Savaş Karakaş: Bu proje bize inanılmaz bir motivasyon sağladı. Her zaman, “Nasıl yapacağız, yöneticileri nasıl ikna edeceğiz?” diye uğraşırken bu kez tam tersine, yönetimi resmen arkamızda bir itici güç olarak hissettik. Hepimiz için güzel bir deneyimdi esasında. Sonunun da böyle iyi olması, yani memnun olunması çok güzel. Ben bunu bir başlangıç olarak görüyorum esasen. Bu çalışmayı tamamlayacak yeni fikirlere her zaman açığız.
Televizyonda izleyemeyenler filmlere internetten de ulaşabilecekler mi?
Hakan Sayar: Bu konuda hazırlığımızı yaptık. Web sitemize filmlerimizi yerleştireceğiz. Ayrıca YouTube’da da paylaşmayı düşünüyoruz filmlerin belirli bölümlerini. Ama bu uzun bir yayın; 35-40 dakika arasında her bölüm. Bunu nasıl yapacağımıza bakacağız. Ayrıca filmi edinmek isteyenler bize başvurdukları takdirde, onlara da mutlaka ulaştıracağız.

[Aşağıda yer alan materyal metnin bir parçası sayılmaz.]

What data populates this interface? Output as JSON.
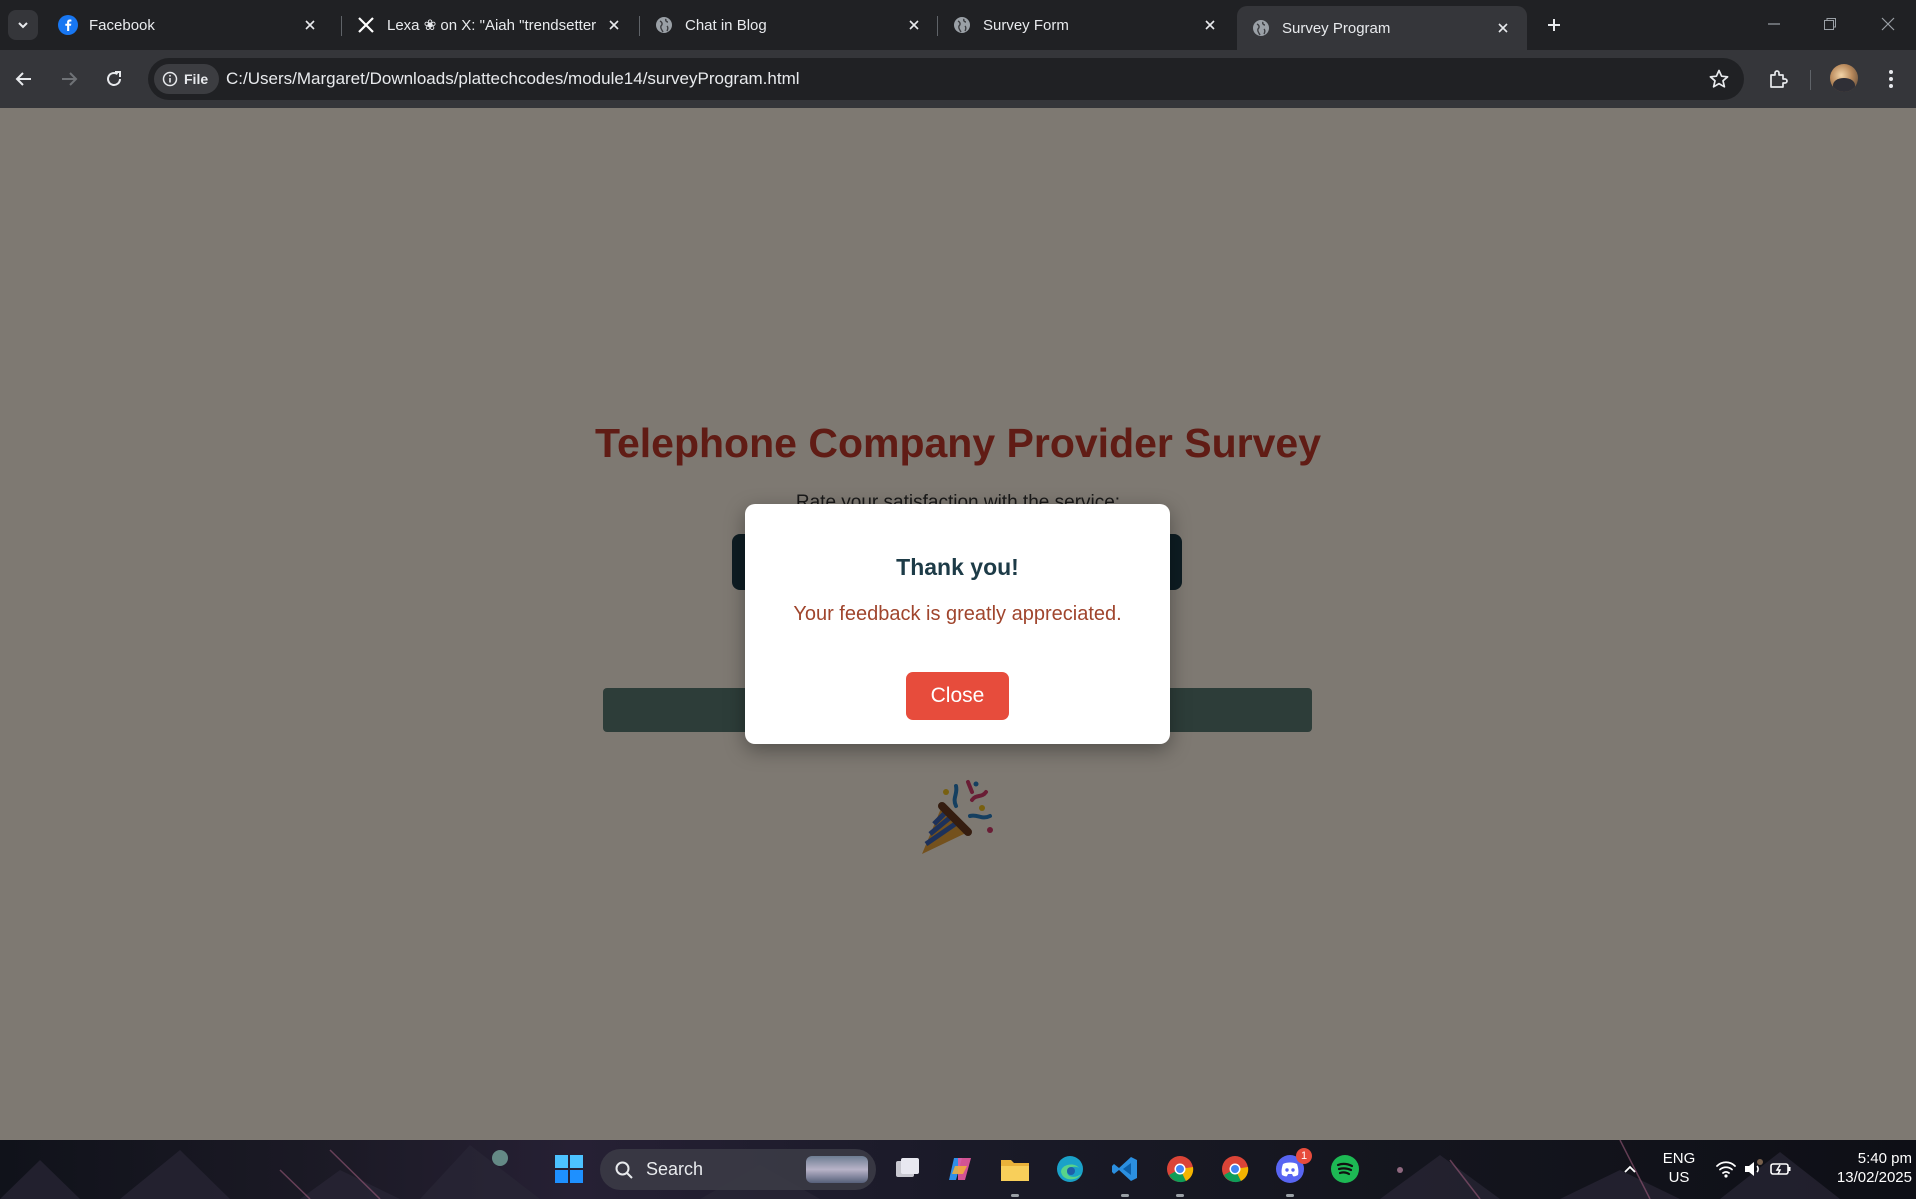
{
  "browser": {
    "tabs": [
      {
        "title": "Facebook",
        "favicon": "facebook-icon",
        "active": false
      },
      {
        "title": "Lexa ❀ on X: \"Aiah \"trendsetter",
        "favicon": "x-icon",
        "active": false
      },
      {
        "title": "Chat in Blog",
        "favicon": "globe-icon",
        "active": false
      },
      {
        "title": "Survey Form",
        "favicon": "globe-icon",
        "active": false
      },
      {
        "title": "Survey Program",
        "favicon": "globe-icon",
        "active": true
      }
    ],
    "address": {
      "scheme_chip": "File",
      "url": "C:/Users/Margaret/Downloads/plattechcodes/module14/surveyProgram.html"
    }
  },
  "page": {
    "title": "Telephone Company Provider Survey",
    "rating_label": "Rate your satisfaction with the service:"
  },
  "modal": {
    "title": "Thank you!",
    "message": "Your feedback is greatly appreciated.",
    "close_label": "Close"
  },
  "taskbar": {
    "search_label": "Search",
    "discord_badge": "1",
    "language": "ENG",
    "region": "US",
    "time": "5:40 pm",
    "date": "13/02/2025"
  },
  "colors": {
    "title_red": "#c0392b",
    "rating_box_dark": "#1d3b47",
    "submit_teal": "#5b7a72",
    "close_button_red": "#e74c3c",
    "message_brown": "#a0452d"
  }
}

Savaş Karakaş: Bu vesileyle şunu da söylemek istiyorum. Buradaki ortak çabanın üzerine kendisi de bir şeyler koymak isteyen, filmi yayınlamak amacıyla katkı sağlamak isteyen herkes bence Toros’la temasa gecmeli. Çünkü biz önemli bir amaç için yola çıktık. Burada herkesin katkısı çok önemli.